Les 7eme et 8eme salles nous invitent chez Michou, véritable institution parisienne au cœur du quartier de Montmartre. Le visiteur y découvre un mélange hétéroclite de costumes emblématiques portés par les Michettes, personnages centraux de l’histoire du cabaret.  Ce haut lieu du transformisme, qui attire des spectateurs du monde entier, allie avec brio paillettes, costumes, chaussures, bijoux et maquillage. Ces accessoires sont élaborés pour que l’artiste, jonglant sur un vaste répertoire et jouant à la fois de sa silhouette, de sa gestuelle, de sa démarche et de son regard donne l’illusion au spectateur de se trouver face à Mistinguett, Barbara, Line Renaud ou Sylvie Vartan, sans oublier Blanche-neige ou le fantôme de l’opéra.

Michou, l’homme en bleu/
https://cncs.fr/

Passée la salle qui met à l’honneur les spécificités et les particularités du costume de scène, colonne vertébrale de la sublimation des corps et support des émotions, la déambulation se poursuit dans trois espaces où s’épanouissent autant de mondes fantasmagoriques :

L’univers du burlesque tout d’abord, avec l’art de l’effeuillage (à ne pas confondre avec le strip tease), où la prestation sur scène consiste pour l’artiste à se déshabiller de façon gracieuse et délicate grâce à des costumes très techniques, munis de trucs et astuces facilitant leur chute rapide dans un ordre cohérent, sans cesser de jouer, danser ou chanter.

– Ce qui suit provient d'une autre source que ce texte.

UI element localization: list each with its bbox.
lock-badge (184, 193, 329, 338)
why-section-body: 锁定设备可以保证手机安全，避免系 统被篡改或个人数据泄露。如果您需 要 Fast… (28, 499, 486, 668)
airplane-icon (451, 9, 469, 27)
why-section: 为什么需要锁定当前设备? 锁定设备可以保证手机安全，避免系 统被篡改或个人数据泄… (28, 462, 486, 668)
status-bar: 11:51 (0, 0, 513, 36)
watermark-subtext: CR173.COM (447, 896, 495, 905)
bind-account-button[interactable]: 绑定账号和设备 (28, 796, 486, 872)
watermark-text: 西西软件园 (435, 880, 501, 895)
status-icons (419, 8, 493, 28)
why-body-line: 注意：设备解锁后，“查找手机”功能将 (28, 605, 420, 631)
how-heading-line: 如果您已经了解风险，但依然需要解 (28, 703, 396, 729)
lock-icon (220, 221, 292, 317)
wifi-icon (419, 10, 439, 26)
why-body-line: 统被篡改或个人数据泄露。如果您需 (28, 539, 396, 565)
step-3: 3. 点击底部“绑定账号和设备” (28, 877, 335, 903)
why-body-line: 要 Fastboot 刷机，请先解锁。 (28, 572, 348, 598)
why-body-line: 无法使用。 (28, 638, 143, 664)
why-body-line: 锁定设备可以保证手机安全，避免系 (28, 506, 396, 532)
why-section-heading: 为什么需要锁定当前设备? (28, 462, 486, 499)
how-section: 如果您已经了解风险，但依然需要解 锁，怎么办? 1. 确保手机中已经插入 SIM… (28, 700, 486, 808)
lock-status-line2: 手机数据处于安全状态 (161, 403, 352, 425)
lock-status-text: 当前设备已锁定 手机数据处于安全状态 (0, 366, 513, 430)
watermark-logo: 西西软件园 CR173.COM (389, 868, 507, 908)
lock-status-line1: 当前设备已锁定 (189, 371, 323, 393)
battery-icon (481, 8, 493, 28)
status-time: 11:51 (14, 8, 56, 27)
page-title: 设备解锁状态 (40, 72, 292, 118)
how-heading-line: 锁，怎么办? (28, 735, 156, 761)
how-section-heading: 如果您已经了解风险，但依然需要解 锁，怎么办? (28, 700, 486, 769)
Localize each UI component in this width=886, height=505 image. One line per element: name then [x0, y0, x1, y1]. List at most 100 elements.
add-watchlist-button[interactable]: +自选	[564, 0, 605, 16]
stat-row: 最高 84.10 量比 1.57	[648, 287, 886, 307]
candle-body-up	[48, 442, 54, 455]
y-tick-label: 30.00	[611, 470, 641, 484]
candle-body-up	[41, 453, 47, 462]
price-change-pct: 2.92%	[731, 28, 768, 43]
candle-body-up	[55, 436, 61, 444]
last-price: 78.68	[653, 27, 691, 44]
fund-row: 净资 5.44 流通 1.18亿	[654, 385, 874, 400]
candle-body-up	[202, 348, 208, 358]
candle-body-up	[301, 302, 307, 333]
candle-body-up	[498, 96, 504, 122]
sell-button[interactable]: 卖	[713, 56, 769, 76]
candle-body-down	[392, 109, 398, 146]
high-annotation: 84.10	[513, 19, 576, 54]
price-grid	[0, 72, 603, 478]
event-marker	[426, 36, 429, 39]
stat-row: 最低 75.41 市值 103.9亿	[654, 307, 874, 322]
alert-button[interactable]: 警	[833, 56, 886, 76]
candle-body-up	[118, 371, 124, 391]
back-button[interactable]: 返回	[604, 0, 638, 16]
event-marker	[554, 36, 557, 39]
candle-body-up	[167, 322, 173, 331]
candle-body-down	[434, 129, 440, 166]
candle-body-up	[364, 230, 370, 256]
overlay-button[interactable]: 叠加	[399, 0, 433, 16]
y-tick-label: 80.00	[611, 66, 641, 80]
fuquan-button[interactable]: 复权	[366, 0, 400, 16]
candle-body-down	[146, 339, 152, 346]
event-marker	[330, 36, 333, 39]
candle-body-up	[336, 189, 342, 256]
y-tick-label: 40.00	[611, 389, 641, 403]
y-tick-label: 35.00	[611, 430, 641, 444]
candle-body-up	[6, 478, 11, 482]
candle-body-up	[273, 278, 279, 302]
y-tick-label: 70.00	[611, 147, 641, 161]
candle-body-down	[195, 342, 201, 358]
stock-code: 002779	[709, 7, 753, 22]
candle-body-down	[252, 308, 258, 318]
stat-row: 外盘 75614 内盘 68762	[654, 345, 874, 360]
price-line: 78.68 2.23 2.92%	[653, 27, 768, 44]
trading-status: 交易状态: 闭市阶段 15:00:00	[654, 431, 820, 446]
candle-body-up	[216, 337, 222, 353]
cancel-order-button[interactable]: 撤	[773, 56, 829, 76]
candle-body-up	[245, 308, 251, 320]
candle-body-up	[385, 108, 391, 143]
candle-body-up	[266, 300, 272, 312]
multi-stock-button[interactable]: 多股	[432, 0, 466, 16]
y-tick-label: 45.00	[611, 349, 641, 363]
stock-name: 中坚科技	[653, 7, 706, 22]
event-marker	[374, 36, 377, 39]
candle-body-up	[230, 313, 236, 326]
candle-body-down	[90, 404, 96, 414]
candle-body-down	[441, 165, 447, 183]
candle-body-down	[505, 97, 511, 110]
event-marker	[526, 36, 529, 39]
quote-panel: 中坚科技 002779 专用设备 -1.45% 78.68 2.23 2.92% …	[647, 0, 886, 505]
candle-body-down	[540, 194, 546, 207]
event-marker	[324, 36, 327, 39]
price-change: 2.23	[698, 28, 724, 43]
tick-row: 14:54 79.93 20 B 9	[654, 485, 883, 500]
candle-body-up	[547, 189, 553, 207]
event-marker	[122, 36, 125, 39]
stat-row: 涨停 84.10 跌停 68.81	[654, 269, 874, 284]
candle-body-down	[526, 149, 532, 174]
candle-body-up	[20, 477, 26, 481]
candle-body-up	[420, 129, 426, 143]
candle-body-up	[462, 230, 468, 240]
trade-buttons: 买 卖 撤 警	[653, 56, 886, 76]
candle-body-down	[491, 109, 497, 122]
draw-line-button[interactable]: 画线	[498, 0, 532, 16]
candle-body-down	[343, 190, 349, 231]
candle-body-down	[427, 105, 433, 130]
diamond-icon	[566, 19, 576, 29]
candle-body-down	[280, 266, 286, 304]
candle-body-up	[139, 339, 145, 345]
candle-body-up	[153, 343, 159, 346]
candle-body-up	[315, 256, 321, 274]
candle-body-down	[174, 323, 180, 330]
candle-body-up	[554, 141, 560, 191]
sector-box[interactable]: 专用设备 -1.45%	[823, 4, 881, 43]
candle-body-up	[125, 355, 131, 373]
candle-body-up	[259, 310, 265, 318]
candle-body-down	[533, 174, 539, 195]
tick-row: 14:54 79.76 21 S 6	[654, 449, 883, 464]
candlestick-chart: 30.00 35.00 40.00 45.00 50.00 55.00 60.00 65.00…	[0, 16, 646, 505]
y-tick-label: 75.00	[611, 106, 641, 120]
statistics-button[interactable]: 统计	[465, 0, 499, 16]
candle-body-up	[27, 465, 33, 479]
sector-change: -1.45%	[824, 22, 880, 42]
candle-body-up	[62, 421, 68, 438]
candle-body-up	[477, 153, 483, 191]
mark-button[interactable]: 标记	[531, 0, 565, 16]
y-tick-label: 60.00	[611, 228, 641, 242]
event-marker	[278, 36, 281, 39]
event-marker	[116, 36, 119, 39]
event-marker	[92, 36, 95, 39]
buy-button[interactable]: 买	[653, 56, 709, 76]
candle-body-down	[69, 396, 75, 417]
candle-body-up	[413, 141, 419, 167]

Le freak permet pour sa part la rencontre avec la galaxie des monstres et des malformations physiques. Les costumes du cabaret contemporain entremêlent ici l’humain et l’animal, les âges et les cultures, le vivant et l’inerte. L’artiste, se parant de prothèses, d’ajouts et de faux-semblants, jongle avec les fantasmes du public et le plonge dans un rêve délicieusement loufoque.

La dernière vitrine rappelle au visiteur que le cabaret représente aussi l’univers du fantastique par excellence : A la croisée du cirque, du théâtre, de la chanson et de tant d’autres phénomènes artistiques, les créatures y sont irréelles, baroques, monstrueuses parfois, souvent attachantes et flamboyantes. Vêtues de tenues lumineuses aux couleurs aussi contrastées qu’hybrides, de coiffes et de coiffures surdimensionnées, de corsets et de costumes extravagants rehaussés de plumes, de paillettes, de broderies, mais aussi de strass ou de caoutchouc, ces artistes, à la fois humains et célestes mélangent les genres pour faire entrer le spectateur dans un univers tout en contradictions, le faisant pénétrer dans une réalité très éloignée de son quotidien.

Univers fantastique/© C. Monplaisi  

Le grand final

La visite se termine par une plongée dans une véritable salle de cabaret où rien ne manque : petites tables rondes, chaises, programmes, boules à facettes, et bien sûr une scène toute en majesté qui a dû représenter pour le scénographe un terrain de jeu quasi illimité.

Le spectacle proposé immerge le visiteur dans un univers visuel fait de lumières et de costumes, mais également sonore, avec la diffusion d’enregistrements qui donnent envie de participer à la fête et dont les mélodies le poursuivent bien après sa sortie du musée.

Ce cabaret reconstitué nous offre enfin un dernier tour de piste avec des artistes vêtus de splendides costumes où tous les styles et toutes les époques se côtoient :  Gabrielles à plumes et manteaux de plastique, robes à cancan et pantin en tutu, drag-clown en toile de Jouy, perles et sequins à foison, jusqu’à Arlequin qui, depuis son cerceau, exécute dans le ciel étoilé du cabaret un savant numéro de cirque.

En haut de l’escalier monumental, symbole même du music- hall, la meneuse de revue apparaît parée d’une pièce exceptionnelle. Ce manteau cape, mesurant 10 mètres de long sur 6 mètres de large et conçu à l’origine pour l’une des dernières revues des Folies Bergères n’a jamais été porté sur scène.

Mais dans ce décor plus vrai que nature, la mise en scène de cette pièce exceptionnelle éblouit le visiteur dans un dernier tableau absolument extraordinaire, avant qu’il ne retrouve la réalité de son quotidien, des étoiles plein les yeux.